This ‘divide and conquer’ investing strategy can lead you to stock-market winners
Every time a company announces a stock split, fastidious analysts point out that splits make absolutely no difference since key metrics like earnings get split along with the shares. Same pizza, more slices.
But these nitpickers miss the big picture. Splits matter — because these stocks outperform after the announcement, by a lot. Average returns one year later are 25% vs. 12% for the S&P 500 as a whole, say researchers at Bank of America.
It’s worth brushing up on stock splits now, for two reasons. Stock splits are picking up again after a decade-long lull. There were 17 last year, the most since 2013. These included Nvidia, Broadcom, Walmart and Chipotle. Stock-split outperformance has picked up, too, says Bank of America. On average, the shares of stocks that split in 2024 advanced 17% after six months.

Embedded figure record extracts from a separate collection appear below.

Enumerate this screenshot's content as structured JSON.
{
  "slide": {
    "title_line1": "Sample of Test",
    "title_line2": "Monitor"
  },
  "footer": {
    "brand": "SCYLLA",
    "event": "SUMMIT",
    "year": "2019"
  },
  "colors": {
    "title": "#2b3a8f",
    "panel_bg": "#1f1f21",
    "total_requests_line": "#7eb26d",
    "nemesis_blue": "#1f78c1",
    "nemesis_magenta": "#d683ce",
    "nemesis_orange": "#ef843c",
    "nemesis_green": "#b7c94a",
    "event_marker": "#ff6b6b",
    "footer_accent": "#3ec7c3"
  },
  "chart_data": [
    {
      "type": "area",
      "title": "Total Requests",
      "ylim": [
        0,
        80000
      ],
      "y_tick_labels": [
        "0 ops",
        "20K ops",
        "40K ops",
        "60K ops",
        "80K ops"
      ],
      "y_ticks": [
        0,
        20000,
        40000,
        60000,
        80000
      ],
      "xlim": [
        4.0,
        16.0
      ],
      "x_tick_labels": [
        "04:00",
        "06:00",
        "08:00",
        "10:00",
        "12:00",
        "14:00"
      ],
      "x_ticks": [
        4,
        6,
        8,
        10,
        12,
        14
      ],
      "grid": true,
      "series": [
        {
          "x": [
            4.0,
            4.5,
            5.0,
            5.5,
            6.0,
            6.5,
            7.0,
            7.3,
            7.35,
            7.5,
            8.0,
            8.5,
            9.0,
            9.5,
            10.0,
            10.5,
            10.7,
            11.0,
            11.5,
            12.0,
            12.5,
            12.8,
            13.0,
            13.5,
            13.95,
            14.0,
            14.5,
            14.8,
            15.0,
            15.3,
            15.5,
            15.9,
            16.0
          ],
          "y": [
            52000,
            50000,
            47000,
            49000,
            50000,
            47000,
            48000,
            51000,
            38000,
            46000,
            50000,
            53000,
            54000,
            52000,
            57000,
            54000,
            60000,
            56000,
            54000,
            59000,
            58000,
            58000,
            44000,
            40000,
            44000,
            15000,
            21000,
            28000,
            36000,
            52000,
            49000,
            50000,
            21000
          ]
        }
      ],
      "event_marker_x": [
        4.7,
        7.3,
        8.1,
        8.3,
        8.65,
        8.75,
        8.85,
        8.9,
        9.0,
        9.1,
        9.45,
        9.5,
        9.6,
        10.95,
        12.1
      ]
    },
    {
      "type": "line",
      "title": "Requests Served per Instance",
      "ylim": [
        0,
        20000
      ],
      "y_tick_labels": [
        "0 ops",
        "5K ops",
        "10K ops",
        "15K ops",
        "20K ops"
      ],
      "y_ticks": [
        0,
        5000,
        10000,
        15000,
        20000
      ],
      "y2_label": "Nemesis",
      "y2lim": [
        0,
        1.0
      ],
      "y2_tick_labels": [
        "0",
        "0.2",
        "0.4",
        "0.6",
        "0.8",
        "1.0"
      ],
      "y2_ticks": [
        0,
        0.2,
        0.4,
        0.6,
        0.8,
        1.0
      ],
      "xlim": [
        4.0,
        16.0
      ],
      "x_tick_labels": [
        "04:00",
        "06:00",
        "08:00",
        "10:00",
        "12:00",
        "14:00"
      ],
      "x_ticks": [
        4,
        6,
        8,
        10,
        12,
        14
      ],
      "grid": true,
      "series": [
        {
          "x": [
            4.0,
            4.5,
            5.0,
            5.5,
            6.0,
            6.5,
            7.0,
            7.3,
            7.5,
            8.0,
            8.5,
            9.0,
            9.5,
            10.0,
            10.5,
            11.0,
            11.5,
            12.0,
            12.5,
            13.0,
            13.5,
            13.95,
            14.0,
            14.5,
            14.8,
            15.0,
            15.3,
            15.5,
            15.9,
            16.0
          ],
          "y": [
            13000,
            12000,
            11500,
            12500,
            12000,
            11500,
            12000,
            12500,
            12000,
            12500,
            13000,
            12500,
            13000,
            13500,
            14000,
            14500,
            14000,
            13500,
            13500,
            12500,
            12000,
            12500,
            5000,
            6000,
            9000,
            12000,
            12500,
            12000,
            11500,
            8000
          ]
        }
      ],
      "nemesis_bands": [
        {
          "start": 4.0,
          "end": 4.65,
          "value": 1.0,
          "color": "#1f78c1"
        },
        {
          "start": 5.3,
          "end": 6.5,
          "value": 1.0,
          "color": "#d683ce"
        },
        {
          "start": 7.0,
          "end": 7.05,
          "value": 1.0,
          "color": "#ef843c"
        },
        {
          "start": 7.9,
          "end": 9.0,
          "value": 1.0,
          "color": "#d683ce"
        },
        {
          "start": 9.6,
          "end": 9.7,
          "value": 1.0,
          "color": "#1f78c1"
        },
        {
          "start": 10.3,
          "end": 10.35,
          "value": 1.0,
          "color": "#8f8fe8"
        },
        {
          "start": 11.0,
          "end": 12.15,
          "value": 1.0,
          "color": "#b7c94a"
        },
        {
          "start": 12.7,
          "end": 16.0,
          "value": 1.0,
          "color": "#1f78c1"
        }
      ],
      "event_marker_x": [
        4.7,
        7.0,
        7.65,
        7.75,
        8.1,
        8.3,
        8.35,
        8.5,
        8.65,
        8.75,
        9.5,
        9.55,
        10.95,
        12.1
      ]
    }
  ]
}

What explains this “divide and conquer” effect? Portfolio managers and strategists offer these reasons.
1. Splits make stock more attractive to the retail investor: A longstanding theory is that lowering the price of a stock makes it more attractive and easier to buy for people with small accounts. “It has to come from some type of flows, probably from retail,” says David Wagner, a portfolio manager at Aptus Capital Advisors.
This may matter less now that many brokerage accounts offer fractional shares. But the theory still holds up, says John Buckingham, editor of the Prudent Speculator stock newsletter. “We know the market is ruled by emotion,” he says. “So, any time you can feed the beast positive news and provide enthusiasm to an investing audience, stocks can appreciate. Stock splits give investors a warm and fuzzy feeling.”
There’s also a practical angle. A stock split increases the odds a company could be included in the Dow Jones Industrial Average, notes Jay Woods, the chief global strategist at Freedom Capital Markets. This can boost performance. The Dow is a price-weighted index, so companies with stratospheric stock prices will never qualify, since they’d influence the index too much. Split the stock, and there’s a better chance. For example, Apple, Amazon.com and Nvidia all joined the Dow after splitting their stocks.